A Dublin, le musée irlandais d’Art moderne expose, jusqu’au 2 septembre 2007, les oeuvres du plus classique de nos artistes contemporains, autant qu’il est le plus cruel de nos peintres figuratifs actuels. Lucian Freud est le petit-fils du grand Freud qui ouvrit la boîte de la psy horlogère. On imagine le poids que ces pratiques fondatrices de son grand-père donnent à ses coups de pinceaux, en manière de revanche sur une telle figure qu’il faut, soit dépasser soit honorer infiniment.
Il s’en sort bien le petit Freud. Car, il se fit de Bacon un ami, sinon le meilleur. Je parle du Bacon qui fut le second Picasso du XXe siècle. Et il peignit tous ses écorchés dans un petit atelier londonien grand comme une chambre de bonne à Paris, le bordel des pinceaux en plus. Car cet atelier était vraiment le musée même du désordre. Si l’on ajoute cette influence qui forma Lucian Freud, on comprend mieux la lumière sous laquelle il sait placer ses modèles nus, et parfois son jardin. Elle est si impitoyable qu’elle fait penser au néon des commissariats excentrés et oublieux.
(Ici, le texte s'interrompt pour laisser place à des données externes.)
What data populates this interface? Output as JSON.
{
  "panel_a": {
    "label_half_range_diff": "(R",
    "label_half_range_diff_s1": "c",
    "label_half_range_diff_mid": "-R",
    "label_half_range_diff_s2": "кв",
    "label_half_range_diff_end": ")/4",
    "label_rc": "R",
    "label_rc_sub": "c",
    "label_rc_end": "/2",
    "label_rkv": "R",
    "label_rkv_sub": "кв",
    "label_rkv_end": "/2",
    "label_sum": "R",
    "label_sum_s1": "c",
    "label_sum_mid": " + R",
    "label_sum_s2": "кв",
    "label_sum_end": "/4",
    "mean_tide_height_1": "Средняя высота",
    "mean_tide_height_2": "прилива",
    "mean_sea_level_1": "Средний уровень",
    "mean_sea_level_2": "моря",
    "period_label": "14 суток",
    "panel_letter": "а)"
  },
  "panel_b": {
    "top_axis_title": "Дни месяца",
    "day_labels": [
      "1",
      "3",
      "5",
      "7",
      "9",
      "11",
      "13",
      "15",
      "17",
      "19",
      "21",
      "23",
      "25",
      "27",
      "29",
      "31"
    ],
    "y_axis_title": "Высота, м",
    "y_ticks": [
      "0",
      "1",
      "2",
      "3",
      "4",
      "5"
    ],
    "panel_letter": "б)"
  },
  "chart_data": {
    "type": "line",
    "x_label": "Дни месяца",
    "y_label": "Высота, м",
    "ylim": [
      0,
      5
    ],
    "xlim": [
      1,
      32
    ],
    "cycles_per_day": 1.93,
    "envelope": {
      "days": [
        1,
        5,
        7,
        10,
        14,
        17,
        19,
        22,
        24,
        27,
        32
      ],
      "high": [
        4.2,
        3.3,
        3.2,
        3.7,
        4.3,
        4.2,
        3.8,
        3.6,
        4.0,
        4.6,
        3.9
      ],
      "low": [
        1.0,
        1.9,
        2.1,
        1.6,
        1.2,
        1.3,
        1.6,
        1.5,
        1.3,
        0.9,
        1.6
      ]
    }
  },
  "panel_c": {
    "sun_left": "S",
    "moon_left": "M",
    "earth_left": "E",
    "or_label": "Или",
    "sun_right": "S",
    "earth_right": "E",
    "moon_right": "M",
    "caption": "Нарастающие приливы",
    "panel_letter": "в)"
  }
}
C’est pourquoi on dit tantôt, dans la critique bienveillante pour les figuratifs, que Lucian Freud décolle les chairs. Bien sûr, ce sont des chairs picturales. Toutefois, on dirait qu’il passe son temps à recoller les bouts que Bacon avait arrachés à ses modèles, parfois venus du siècle passé de Velasquez.
Les nus de Lucian Freud évoquent des retours de la "Nouvelle Objectivité" des années 30 en Allemagne. Quand on montrait les dégâts de la bière et des saucisses qui collent aux intestins sans fin jusqu’au dernier trou dans la pièce du fond. Comme Grosz, Freud peint des femmes charnelles sur des divans souffrants. Elles montrent leurs chairs comme si elles en étaient fières, quand d’autres anorexiques les enlèvent à chaque repas reporté. C’est un peu de cette inhibition qui manque aux oeuvres de Freud. Et donc il n’est pas seulement figuratif, mais on osera dire qu’il est "surfiguratif" car jamais surréaliste, il s’en défend assez...
Il a peint un portrait de la reine d’Angleterre contemporaine de la beauté Lady Di. Et il la chargea de tant de ses défauts, que la gentry en fut choquée, mais que la Reine lui céda qu’il avait bien vu. Peut-être parce que la reine est la seule à se voir dans le miroir le matin et au serein, avant qu’elle y mette ses irréalistes peintures de guerre.
Où l’on voit que la peinture figurative, aujourd’hui, est plus critique que les arts les plus engagés et conceptuels, qui échappent tantôt à l’oreille et aux yeux de leur public. Et au fond, cette tradition de la bonne peinture bien faite, et qui sait balancer le tout cash, n’est pas au terme de s’éteindre ni même de faiblir. Ce qui calmera les quelques critiques bienveillants qui voient encore de l’abstrait et du conceptuel partout.